Three-dimensional, nonhydrostatic numerical simulation of nonlinear internal wave generation and propagation in the South China Sea

We present the results of three-dimensional, nonhydrostatic simulations of internal tides and waves in the South China Sea (SCS) using the SUNTANS model. Model results accurately predict the observed wave arrival times at two mooring locations in the SCS. Internal wave amplitudes are underpredicted which causes underprediction of internal wave speeds due to a lack of amplitude dispersion. We show that the well-known A and B waves arise from the steepening of semidiurnal internal tides that are generated due to strong barotropic flow over ridges in the Luzon Strait. A wave generation is stronger in the southern portion of the Luzon Strait because diurnal internal tidal beams augment the amplitude of the semidiurnal A waves. B wave generation is stronger in the northern portion where the distance between the eastern and western ridges is approximately equal to one internal tidal wavelength and leads to semidiurnal internal tidal resonance. The orientation of the ridges produces large A waves that propagate into the northern portion of the western SCS basin and stronger B waves that propagate into the southern portion.

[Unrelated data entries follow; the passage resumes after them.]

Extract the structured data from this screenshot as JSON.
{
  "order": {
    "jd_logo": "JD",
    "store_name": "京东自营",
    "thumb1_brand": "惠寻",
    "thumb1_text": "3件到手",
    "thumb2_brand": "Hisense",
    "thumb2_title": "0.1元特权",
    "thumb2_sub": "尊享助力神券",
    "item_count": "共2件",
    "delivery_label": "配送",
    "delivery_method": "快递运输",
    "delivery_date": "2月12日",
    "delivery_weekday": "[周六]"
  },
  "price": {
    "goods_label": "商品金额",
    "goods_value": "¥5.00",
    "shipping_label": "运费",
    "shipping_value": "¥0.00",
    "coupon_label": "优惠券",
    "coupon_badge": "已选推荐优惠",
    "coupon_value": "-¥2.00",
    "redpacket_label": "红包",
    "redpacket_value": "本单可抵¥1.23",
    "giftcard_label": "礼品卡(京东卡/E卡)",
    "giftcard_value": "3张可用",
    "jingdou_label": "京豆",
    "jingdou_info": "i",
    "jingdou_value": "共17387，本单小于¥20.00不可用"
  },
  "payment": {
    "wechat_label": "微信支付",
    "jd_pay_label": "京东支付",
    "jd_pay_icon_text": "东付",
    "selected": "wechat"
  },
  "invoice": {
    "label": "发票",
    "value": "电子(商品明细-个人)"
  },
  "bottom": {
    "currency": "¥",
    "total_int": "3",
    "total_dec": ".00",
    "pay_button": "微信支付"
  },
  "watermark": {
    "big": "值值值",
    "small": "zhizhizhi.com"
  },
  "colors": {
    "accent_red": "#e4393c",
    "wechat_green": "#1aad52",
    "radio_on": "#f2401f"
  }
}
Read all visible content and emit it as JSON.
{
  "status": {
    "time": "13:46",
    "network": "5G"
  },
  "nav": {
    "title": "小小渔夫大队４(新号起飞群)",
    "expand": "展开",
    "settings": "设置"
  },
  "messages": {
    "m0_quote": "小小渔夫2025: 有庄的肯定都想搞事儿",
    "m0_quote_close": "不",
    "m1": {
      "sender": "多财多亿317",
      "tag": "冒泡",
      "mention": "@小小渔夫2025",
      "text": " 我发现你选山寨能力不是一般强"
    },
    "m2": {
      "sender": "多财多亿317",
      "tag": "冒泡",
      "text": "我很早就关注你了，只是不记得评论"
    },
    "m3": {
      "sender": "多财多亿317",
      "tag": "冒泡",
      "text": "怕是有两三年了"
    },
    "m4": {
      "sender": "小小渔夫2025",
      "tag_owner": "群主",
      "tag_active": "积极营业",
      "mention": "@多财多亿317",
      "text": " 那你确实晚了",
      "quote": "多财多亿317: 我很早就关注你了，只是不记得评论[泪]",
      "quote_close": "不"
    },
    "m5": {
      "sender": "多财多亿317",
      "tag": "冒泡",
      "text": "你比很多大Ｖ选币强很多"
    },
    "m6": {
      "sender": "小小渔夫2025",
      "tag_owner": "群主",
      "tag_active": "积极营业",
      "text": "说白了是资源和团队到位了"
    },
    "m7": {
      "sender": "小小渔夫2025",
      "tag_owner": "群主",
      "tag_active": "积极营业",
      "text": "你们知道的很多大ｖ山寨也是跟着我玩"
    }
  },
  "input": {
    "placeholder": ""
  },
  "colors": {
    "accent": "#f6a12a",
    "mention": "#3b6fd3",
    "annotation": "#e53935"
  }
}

When traced back in time along linear characteristics, A waves consistently line up close to peak ebb (eastward) barotropic currents, while B waves consistently line up with peak flood (westward) barotropic currents. This reinforces the notion that the lee wave mechanism and associated hydraulic or nonlinear effects are weak, as demonstrated by a simple linear model relating the amplitude of the simulated waves to the excursion parameter at the ridges.